Royal Free Hospital charge nurse Daniel Almeida and University College Hospital nurse Simone Williams were both on duty during the blaze at Grenfell Tower in Kensington.

A total of 17 people are known to have died and a further 17 are in a critical condition in six hospitals across London.

While Mr Almeida tried to help people being brought into the emergency department, Ms Williams went directly to the scene as an emergency volunteer.

Both said the horrific scenes they witnessed had affected them deeply.

‘Uncertain future’

Speaking to the Evening Standard, Mr Almeida said: ‘It's frightening. You don't know what sort of consequences there will be, or what will happen in the future, after these sort of things.’

The Royal Free Hospital received 12 patients on the night, all suffering from smoke inhalation, several had to be anaesthetised and intubated by the team of 16 nurses and five doctors.

Mr Almeida added: ‘They were shocked. They were not particularly talking much, but at the same time they were disclosing some information to us when we were assessing them.

‘It was only when we started to have the blood results back that we realised that some of them were really, really sick.'

One patient was a mother who had been desperately searching for her child.

‘Helpless’

Mr Almeida has not yet found out if they were reunited, but said: ‘We tried to help as much as we could, and liaised with the LAS to get them information. You still feel helpless.

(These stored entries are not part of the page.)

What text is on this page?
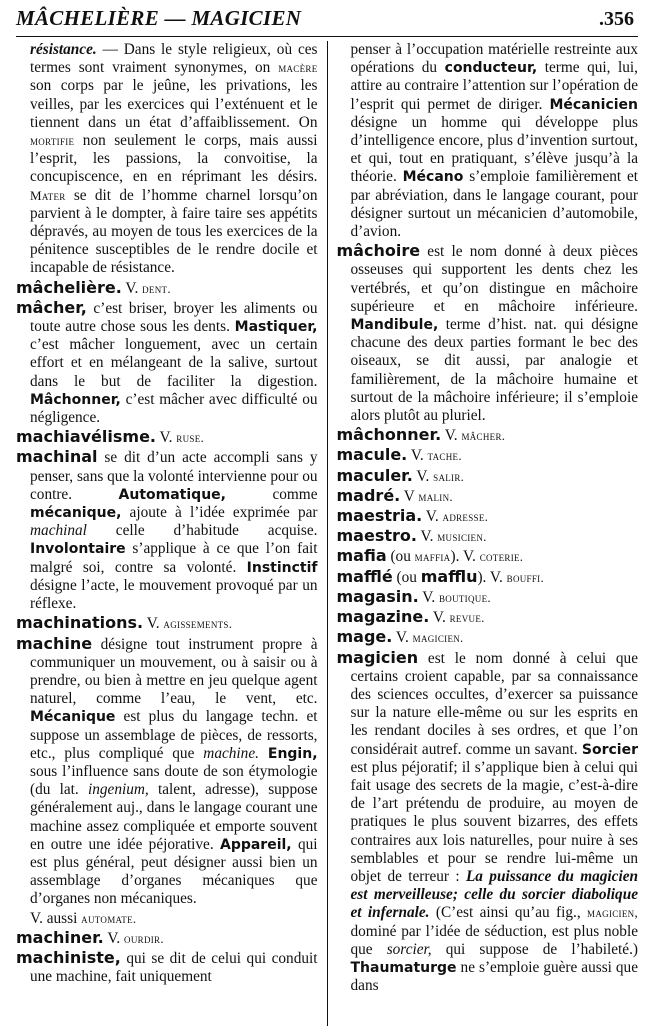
MÂCHELIÈRE — MAGICIEN	.356

résistance. — Dans le style religieux, où ces termes sont vraiment synonymes, on macère son corps par le jeûne, les privations, les veilles, par les exercices qui l’exténuent et le tiennent dans un état d’affaiblissement. On mortifie non seulement le corps, mais aussi l’esprit, les passions, la convoitise, la concupiscence, en en réprimant les désirs. Mater se dit de l’homme charnel lorsqu’on parvient à le dompter, à faire taire ses appétits dépravés, au moyen de tous les exercices de la pénitence susceptibles de le rendre docile et incapable de résistance.

mâchelière. V. dent.

mâcher, c’est briser, broyer les aliments ou toute autre chose sous les dents. Mastiquer, c’est mâcher longuement, avec un certain effort et en mélangeant de la salive, surtout dans le but de faciliter la digestion. Mâchonner, c’est mâcher avec difficulté ou négligence.

machiavélisme. V. ruse.

machinal se dit d’un acte accompli sans y penser, sans que la volonté intervienne pour ou contre. Automatique, comme mécanique, ajoute à l’idée exprimée par machinal celle d’habitude acquise. Involontaire s’applique à ce que l’on fait malgré soi, contre sa volonté. Instinctif désigne l’acte, le mouvement provoqué par un réflexe.

machinations. V. agissements.

machine désigne tout instrument propre à communiquer un mouvement, ou à saisir ou à prendre, ou bien à mettre en jeu quelque agent naturel, comme l’eau, le vent, etc. Mécanique est plus du langage techn. et suppose un assemblage de pièces, de ressorts, etc., plus compliqué que machine. Engin, sous l’influence sans doute de son étymologie (du lat. ingenium, talent, adresse), suppose généralement auj., dans le langage courant une machine assez compliquée et emporte souvent en outre une idée péjorative. Appareil, qui est plus général, peut désigner aussi bien un assemblage d’organes mécaniques que d’organes non mécaniques.

V. aussi automate.

machiner. V. ourdir.

machiniste, qui se dit de celui qui conduit une machine, fait uniquement

penser à l’occupation matérielle restreinte aux opérations du conducteur, terme qui, lui, attire au contraire l’attention sur l’opération de l’esprit qui permet de diriger. Mécanicien désigne un homme qui développe plus d’intelligence encore, plus d’invention surtout, et qui, tout en pratiquant, s’élève jusqu’à la théorie. Mécano s’emploie familièrement et par abréviation, dans le langage courant, pour désigner surtout un mécanicien d’automobile, d’avion.

mâchoire est le nom donné à deux pièces osseuses qui supportent les dents chez les vertébrés, et qu’on distingue en mâchoire supérieure et en mâchoire inférieure. Mandibule, terme d’hist. nat. qui désigne chacune des deux parties formant le bec des oiseaux, se dit aussi, par analogie et familièrement, de la mâchoire humaine et surtout de la mâchoire inférieure; il s’emploie alors plutôt au pluriel.

mâchonner. V. mâcher.

macule. V. tache.

maculer. V. salir.

madré. V malin.

maestria. V. adresse.

maestro. V. musicien.

mafia (ou maffia). V. coterie.

mafflé (ou mafflu). V. bouffi.

magasin. V. boutique.

magazine. V. revue.

mage. V. magicien.

magicien est le nom donné à celui que certains croient capable, par sa connaissance des sciences occultes, d’exercer sa puissance sur la nature elle-même ou sur les esprits en les rendant dociles à ses ordres, et que l’on considérait autref. comme un savant. Sorcier est plus péjoratif; il s’applique bien à celui qui fait usage des secrets de la magie, c’est-à-dire de l’art prétendu de produire, au moyen de pratiques le plus souvent bizarres, des effets contraires aux lois naturelles, pour nuire à ses semblables et pour se rendre lui-même un objet de terreur : La puissance du magicien est merveilleuse; celle du sorcier diabolique et infernale. (C’est ainsi qu’au fig., magicien, dominé par l’idée de séduction, est plus noble que sorcier, qui suppose de l’habileté.) Thaumaturge ne s’emploie guère aussi que dans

Ms Williams, who lives near the scene of the fire, told the BBC that it was ‘the worst incident I have ever seen’.

Explaining how she first heard of the incident at 1am, she said: ‘As a nurse, it's my duty to help so I came outside... I ran down to the cordon and said, "look, I'm a nurse, can I come in and help?"'

Ms Williams revealed how the patients she treated were ‘spitting out black tar that had gone on their lungs’ and added: ‘It was obvious that people were not going to get out’.